За таких вот, как вы, —

За избранных

Удержать над обрывом Русь.

Но боюсь, что и вы бессильны.

Потому выбираю смерть.

Как летит под откос Россия,

Не могу, не хочу смотреть!

(«Судный час...», 1991)

По сути, ее трагическую гибель позорно замолчали, так же как и гибель Бориса Примерова, Вячеслава Кон­дратьева. Это все — последние солдаты империи. Пре­красные лирики, мятежники духа, мечтатели русского Рая. Интересно, что ни шестидесятники, до сих пор обильно печатающиеся, ни постмодернисты девяностых ничего не написали в защиту и оправдание либеральных разрушителей Родины. Если в реальной жизни России па­триоты и защитники отечества были отброшены на обо­чину, то в русской литературе, а особенно в поэзии, конец XX века, конец имперского периода по-настоящему за­фиксирован, достойно описан имперскими поэтами, ко­торые и ушли один за другим вослед за своей потонувшей Атлантидой. А те, что живы, и сегодня продолжают свою высокую битву за Россию. Из песенной России я выбрал Владимира Высоцкого и Игоря Талькова. Не будем срав­нивать их поэтические тексты, обратим внимание на то, как Игорь Тальков, по сути, продолжил трагическую гражданственную лирику Владимира Высоцкого, пре­дельно заострив ее, насытив русской национальной тема­тикой.

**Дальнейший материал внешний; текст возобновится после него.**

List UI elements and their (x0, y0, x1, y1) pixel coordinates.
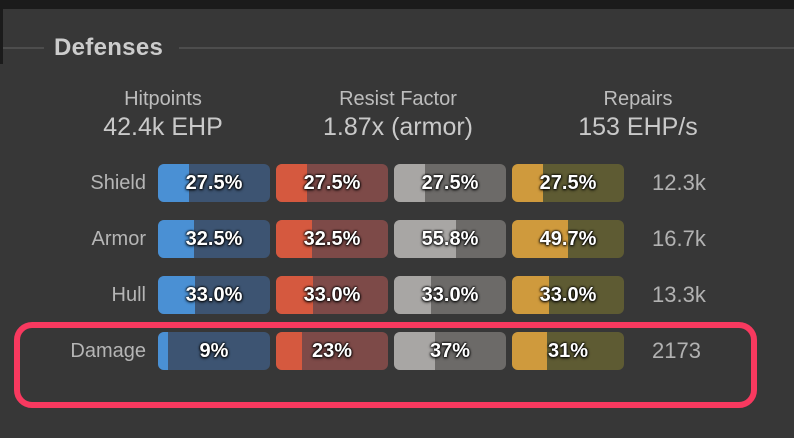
em-resist-bar: 27.5% (158, 164, 270, 202)
explosive-resist-fill (512, 332, 547, 370)
explosive-resist-bar: 33.0% (512, 276, 624, 314)
row-label: Shield (90, 171, 146, 194)
hitpoints-label: Hitpoints (124, 88, 202, 110)
resist-percent: 55.8% (421, 227, 479, 250)
resist-percent: 33.0% (303, 283, 361, 306)
em-resist-fill (158, 164, 189, 202)
thermal-resist-fill (276, 332, 302, 370)
thermal-resist-bar: 27.5% (276, 164, 388, 202)
thermal-resist-fill (276, 164, 307, 202)
resist-factor-value: 1.87x (armor) (322, 113, 474, 141)
defenses-section-header: Defenses (0, 0, 794, 63)
row-label: Hull (111, 283, 146, 306)
row-value: 16.7k (652, 226, 706, 251)
resist-percent: 37% (429, 339, 471, 362)
thermal-resist-bar: 23% (276, 332, 388, 370)
resist-percent: 32.5% (303, 227, 361, 250)
resist-percent: 9% (199, 339, 229, 362)
divider-line-right (179, 47, 794, 49)
explosive-resist-fill (512, 164, 543, 202)
em-resist-fill (158, 220, 195, 258)
explosive-resist-fill (512, 276, 549, 314)
explosive-resist-bar: 27.5% (512, 164, 624, 202)
explosive-resist-bar: 31% (512, 332, 624, 370)
table-row: Shield 27.5% 27.5% 27.5% 27.5% 12.3k (0, 164, 794, 202)
row-label: Armor (91, 227, 146, 250)
resist-factor-label: Resist Factor (339, 88, 457, 110)
defense-summary-row: Hitpoints 42.4k EHP Resist Factor 1.87x … (48, 86, 794, 142)
em-resist-fill (158, 332, 169, 370)
resist-percent: 23% (311, 339, 353, 362)
row-value: 12.3k (652, 170, 706, 195)
thermal-resist-bar: 32.5% (276, 220, 388, 258)
divider-line-left (0, 47, 44, 49)
resist-percent: 33.0% (539, 283, 597, 306)
thermal-resist-fill (276, 276, 313, 314)
repairs-value: 153 EHP/s (578, 113, 698, 141)
kinetic-resist-fill (394, 164, 425, 202)
table-row: Armor 32.5% 32.5% 55.8% 49.7% 16.7k (0, 220, 794, 258)
kinetic-resist-bar: 55.8% (394, 220, 506, 258)
table-row: Hull 33.0% 33.0% 33.0% 33.0% 13.3k (0, 276, 794, 314)
resist-factor-summary: Resist Factor 1.87x (armor) (278, 86, 518, 142)
resist-table: Shield 27.5% 27.5% 27.5% 27.5% 12.3k Armor 32.5… (0, 164, 794, 370)
row-label: Damage (70, 339, 146, 362)
kinetic-resist-bar: 37% (394, 332, 506, 370)
page-title: Defenses (54, 34, 164, 61)
hitpoints-value: 42.4k EHP (103, 113, 223, 141)
resist-percent: 27.5% (421, 171, 479, 194)
window-top-edge (0, 0, 794, 9)
resist-percent: 31% (547, 339, 589, 362)
thermal-resist-fill (276, 220, 313, 258)
resist-percent: 27.5% (303, 171, 361, 194)
thermal-resist-bar: 33.0% (276, 276, 388, 314)
resist-percent: 27.5% (185, 171, 243, 194)
explosive-resist-fill (512, 220, 568, 258)
em-resist-bar: 32.5% (158, 220, 270, 258)
em-resist-bar: 33.0% (158, 276, 270, 314)
em-resist-fill (158, 276, 195, 314)
hitpoints-summary: Hitpoints 42.4k EHP (48, 86, 278, 142)
resist-percent: 49.7% (539, 227, 597, 250)
explosive-resist-bar: 49.7% (512, 220, 624, 258)
kinetic-resist-fill (394, 332, 436, 370)
kinetic-resist-fill (394, 220, 457, 258)
resist-percent: 27.5% (539, 171, 597, 194)
resist-percent: 33.0% (185, 283, 243, 306)
kinetic-resist-fill (394, 276, 431, 314)
table-row: Damage 9% 23% 37% 31% 2173 (0, 332, 794, 370)
em-resist-bar: 9% (158, 332, 270, 370)
repairs-label: Repairs (603, 88, 673, 110)
row-value: 13.3k (652, 282, 706, 307)
repairs-summary: Repairs 153 EHP/s (518, 86, 758, 142)
kinetic-resist-bar: 27.5% (394, 164, 506, 202)
window-left-edge (0, 0, 3, 64)
resist-percent: 33.0% (421, 283, 479, 306)
kinetic-resist-bar: 33.0% (394, 276, 506, 314)
row-value: 2173 (652, 338, 701, 363)
resist-percent: 32.5% (185, 227, 243, 250)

На мой взгляд, настоящее потрясение перенесла от по­тери своей былой родины такая, казалось бы, чисто лири­ческая и сентиментальная поэтесса, как Новелла Матвее­ва. И пусть от нее отвернулись былые друзья-либералы, она не могла не сказать о их подлости, не могла промол­чать...

...Какое странное море! —

Ни белое, ни голубое...

Такое впечатленье,

Что Севастополь сдан без боя.

Неужто лиходеи

От праведной кары закляты?

Такое впечатленье,

Что крепости — подлостью взяты!

(«Какое странное море...», 2004)

Именно они, последние имперские поэты, оставили будущему как завещание свою высокую культуру русского слова, высокую значимость поэтического слова. Поэзия для них — это судьба, и не только их личная судьба, но и судьба России.